Odmówił poślubienia swojej ciężarnej dziewczyny. Matka go wsparła, ale ojciec stanął w obronie przyszłego dziecka.
Tato, mam wieści. Sąsiadka, Jagoda jest w ciąży. To moje dziecko powiedział Krzysztof, ledwo wchodząc do domu.
Wiktor, jego ojciec, zatrzymał się na chwilę, po czym spokojnie oznajmił:
Więc się z nią ożeń.
Co mówisz? Jestem za młody. To nie czas na rodzinę, tym bardziej iż nie byliśmy razem długo
Serio? prychnął ojciec z goryczą. Więc ganianie za dziewczynami było w porządku, ale gdy przychodzi do odpowiedzialności, nagle jesteś chłopcem. Świetnie. I nie dodając już nic więcej, krzyknął głośno na żonę: Jadwiga! Chodź tu na chwilę!
Jadwiga weszła do kuchni, wycierając ręce w fartuch:
Co się stało?
Posłuchaj. Nasz syn spłodził dziecko i nie chce się żenić. Jagoda, córka sąsiadów. Jest w ciąży z nim. A on chowa się jak szczur.
Jadwiga choćby się nie zdziwiła. Jej twarz stężała:
I słusznie. Po co wpuszczać do domu pierwszą lepszą? Te dziewczyny są przebiegłe znajdą sobie kogoś z większymi pieniędzmi, dają się uwieść, a potem przychodzą z ożeń się!. A kto wie, może to wcale nie jego dziecko.

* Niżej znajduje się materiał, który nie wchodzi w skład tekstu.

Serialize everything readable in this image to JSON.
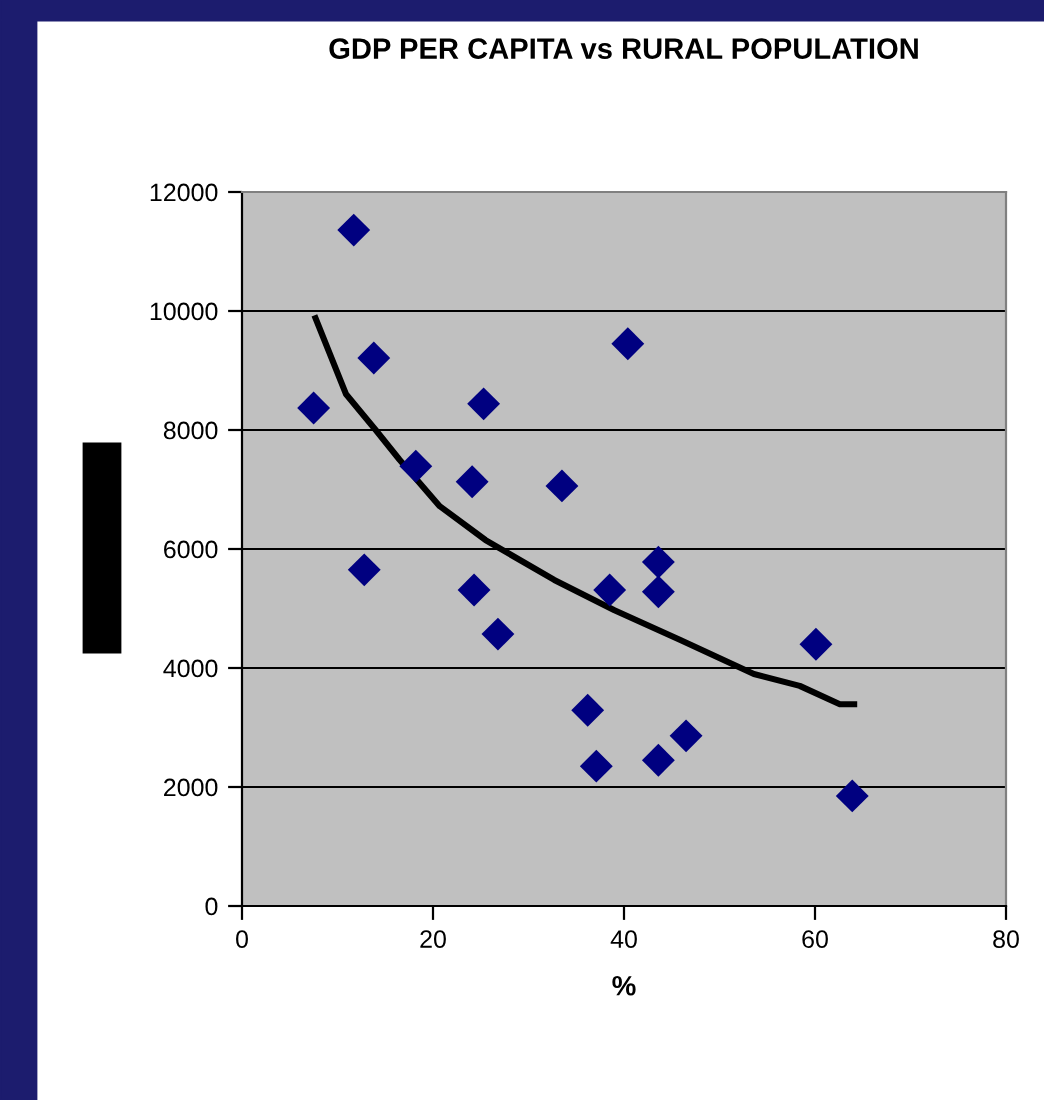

Niech zrobi test. Poza tym, nie ma co naciskać Krzysztofa, jeszcze jest młody. Jest mężczyzną, trudno było się oprzeć. Ale nie musimy wychowywać cudzych dzieci.
Wiktor westchnął głęboko i powiedział cicho:
A jeżeli to jednak jego dziecko?
No i co z tego? My mamy to na sumieniu? Niech zrobi badania, wtedy się wszystkiego dowiemy.
Odwróciła się i wyszła z pokoju, zostawiając Wiktora samego z synem.
Wiesz, ja też kiedyś byłem młody zaczął. Kochałem inną, ale ożeniłem się z twoją matką. Nie z miłości, tylko z odpowiedzialności. Bo bycie mężczyzną to nie tylko namiętność, ale wybór i konsekwencje. Była w ciąży. Nie wiedziałem, czy dam radę z nią być, ale wiedziałem jedno dziecko nie jest niczemu winne. Moja krew, moje sumienie. I, Krzysztofie, choć nie było łatwo, nigdy nie żałowałem, iż zostałem.
Minęły trzy miesiące. Test DNA potwierdził: z 99,9% pewnością Krzysztof jest ojcem dziecka Jagody.